Let $M_{n}(\mathbb{C})$ be the space of all complex $n\times n$ matrices equipped with the operator norm: $$||A|| := \sup_{||x||\le 1}||Ax|| \quad A \in M_{n}(\mathbb{C})$$
Let $GL(n, \mathbb{C})$ be the subspace of all invertible matrices of $M_{n}(\mathbb{C})$. I would like to prove that (sub)-groups such as $SL(n,\mathbb{C})$ (the set of all $n\times n$ matrices with determinant equals to one), $O(n)$ (set of all matrices $A\in M_{n}(\mathbb{C})$ such $A^{T}A = I$) and $SO(n)$ (subset of $O(n)$ of matrices with determinant one) are closed in $GL(n,\mathbb{C})$.
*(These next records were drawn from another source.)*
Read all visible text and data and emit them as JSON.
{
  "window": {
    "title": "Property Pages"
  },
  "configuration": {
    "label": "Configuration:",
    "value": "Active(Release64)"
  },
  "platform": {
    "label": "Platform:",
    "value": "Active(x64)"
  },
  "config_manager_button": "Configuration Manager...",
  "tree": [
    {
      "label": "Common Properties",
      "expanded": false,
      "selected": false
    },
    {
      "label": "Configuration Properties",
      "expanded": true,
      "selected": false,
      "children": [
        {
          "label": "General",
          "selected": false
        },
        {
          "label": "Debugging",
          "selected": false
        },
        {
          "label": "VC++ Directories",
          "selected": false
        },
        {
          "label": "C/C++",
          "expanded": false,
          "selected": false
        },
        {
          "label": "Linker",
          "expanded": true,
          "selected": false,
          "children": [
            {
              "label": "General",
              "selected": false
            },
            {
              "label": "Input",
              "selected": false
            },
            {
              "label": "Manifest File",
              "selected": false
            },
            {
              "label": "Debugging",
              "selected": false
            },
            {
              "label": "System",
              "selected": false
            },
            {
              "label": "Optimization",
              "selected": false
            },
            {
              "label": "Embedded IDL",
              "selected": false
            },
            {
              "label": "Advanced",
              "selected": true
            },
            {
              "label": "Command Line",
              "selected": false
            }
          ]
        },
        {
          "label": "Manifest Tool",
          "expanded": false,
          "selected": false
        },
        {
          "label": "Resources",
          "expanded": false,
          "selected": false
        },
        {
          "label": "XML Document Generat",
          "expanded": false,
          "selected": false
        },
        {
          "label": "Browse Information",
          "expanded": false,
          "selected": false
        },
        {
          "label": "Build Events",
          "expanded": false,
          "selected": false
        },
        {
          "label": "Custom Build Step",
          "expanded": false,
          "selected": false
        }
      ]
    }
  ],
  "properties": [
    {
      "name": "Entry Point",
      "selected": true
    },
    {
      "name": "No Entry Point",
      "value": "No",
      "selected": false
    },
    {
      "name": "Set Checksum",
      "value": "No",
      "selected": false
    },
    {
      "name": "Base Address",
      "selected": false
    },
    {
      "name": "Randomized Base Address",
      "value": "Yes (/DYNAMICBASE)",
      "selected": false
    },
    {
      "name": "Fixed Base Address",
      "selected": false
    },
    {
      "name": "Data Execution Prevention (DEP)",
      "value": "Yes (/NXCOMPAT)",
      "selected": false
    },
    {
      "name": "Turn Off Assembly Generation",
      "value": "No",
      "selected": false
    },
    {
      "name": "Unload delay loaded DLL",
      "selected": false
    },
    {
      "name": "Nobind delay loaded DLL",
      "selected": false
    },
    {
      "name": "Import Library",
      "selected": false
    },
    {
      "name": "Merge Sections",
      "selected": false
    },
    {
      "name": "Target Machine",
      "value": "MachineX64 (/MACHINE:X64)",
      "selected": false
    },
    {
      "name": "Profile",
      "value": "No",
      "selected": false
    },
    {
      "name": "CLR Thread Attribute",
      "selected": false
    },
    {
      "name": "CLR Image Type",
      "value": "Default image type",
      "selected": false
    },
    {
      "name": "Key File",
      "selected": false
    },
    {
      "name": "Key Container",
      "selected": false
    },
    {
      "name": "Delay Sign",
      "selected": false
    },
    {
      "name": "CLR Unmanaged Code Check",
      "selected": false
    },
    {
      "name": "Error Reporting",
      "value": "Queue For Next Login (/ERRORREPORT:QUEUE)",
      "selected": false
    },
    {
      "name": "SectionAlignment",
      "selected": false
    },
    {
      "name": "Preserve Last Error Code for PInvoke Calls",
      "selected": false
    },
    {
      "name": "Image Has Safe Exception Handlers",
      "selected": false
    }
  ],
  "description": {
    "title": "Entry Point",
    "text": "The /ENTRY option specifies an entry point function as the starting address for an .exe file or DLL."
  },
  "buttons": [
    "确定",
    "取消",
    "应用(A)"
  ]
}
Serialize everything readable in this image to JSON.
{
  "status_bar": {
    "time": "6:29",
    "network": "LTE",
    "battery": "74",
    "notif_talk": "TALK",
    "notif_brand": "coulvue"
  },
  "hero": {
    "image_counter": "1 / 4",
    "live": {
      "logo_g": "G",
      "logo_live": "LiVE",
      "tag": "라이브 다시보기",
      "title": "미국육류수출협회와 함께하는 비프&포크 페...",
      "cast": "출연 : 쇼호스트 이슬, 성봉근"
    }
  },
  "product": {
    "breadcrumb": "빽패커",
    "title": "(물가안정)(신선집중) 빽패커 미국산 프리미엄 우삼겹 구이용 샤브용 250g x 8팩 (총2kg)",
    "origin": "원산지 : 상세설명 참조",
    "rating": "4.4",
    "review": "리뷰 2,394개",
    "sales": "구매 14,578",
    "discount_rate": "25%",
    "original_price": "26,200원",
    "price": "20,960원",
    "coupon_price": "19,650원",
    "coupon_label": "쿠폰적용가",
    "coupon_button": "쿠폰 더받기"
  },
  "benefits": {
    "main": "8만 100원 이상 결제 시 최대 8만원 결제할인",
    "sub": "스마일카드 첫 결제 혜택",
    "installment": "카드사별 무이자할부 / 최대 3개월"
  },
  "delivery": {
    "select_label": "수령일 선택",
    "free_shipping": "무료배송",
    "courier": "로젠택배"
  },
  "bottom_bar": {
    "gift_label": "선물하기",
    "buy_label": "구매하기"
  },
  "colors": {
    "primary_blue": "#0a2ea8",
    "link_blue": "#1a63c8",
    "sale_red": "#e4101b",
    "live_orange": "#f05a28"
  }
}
I suppose that the idea (for all proofs) is to take a sequence $\{A_{n}\}_{n\in \mathbb{N}}$ such that $A_{n}\to A$ and prove that $A$ is in the same set. But in order to prove that $A$ is an element of, say, $SL(n,\mathbb{C})$ or $SO(n)$, I have to prove that $\text{det}A = 1$ and I have no idea of how this is a conseguence of the convergence $A_{n}\to A$.
Any explanations and/or references are helpful!
Actually, it's better to use this approach: $SL(n,\Bbb C)=\det^{-1}(\{1\})$ and so, since $\det$ is continuous and $\{1\}$ is closed, $SL(n,\Bbb C)$ is closed.
With $O(n)$ it's similar; you consider the map $f\colon GL(n,\Bbb C)\longrightarrow GL(n,\Bbb C)$ defined by $f(A)=A^TA$, which is continuous. Then $O(n)=f^{-1}(\{\operatorname{Id}_n\})$, and therefore it is closed.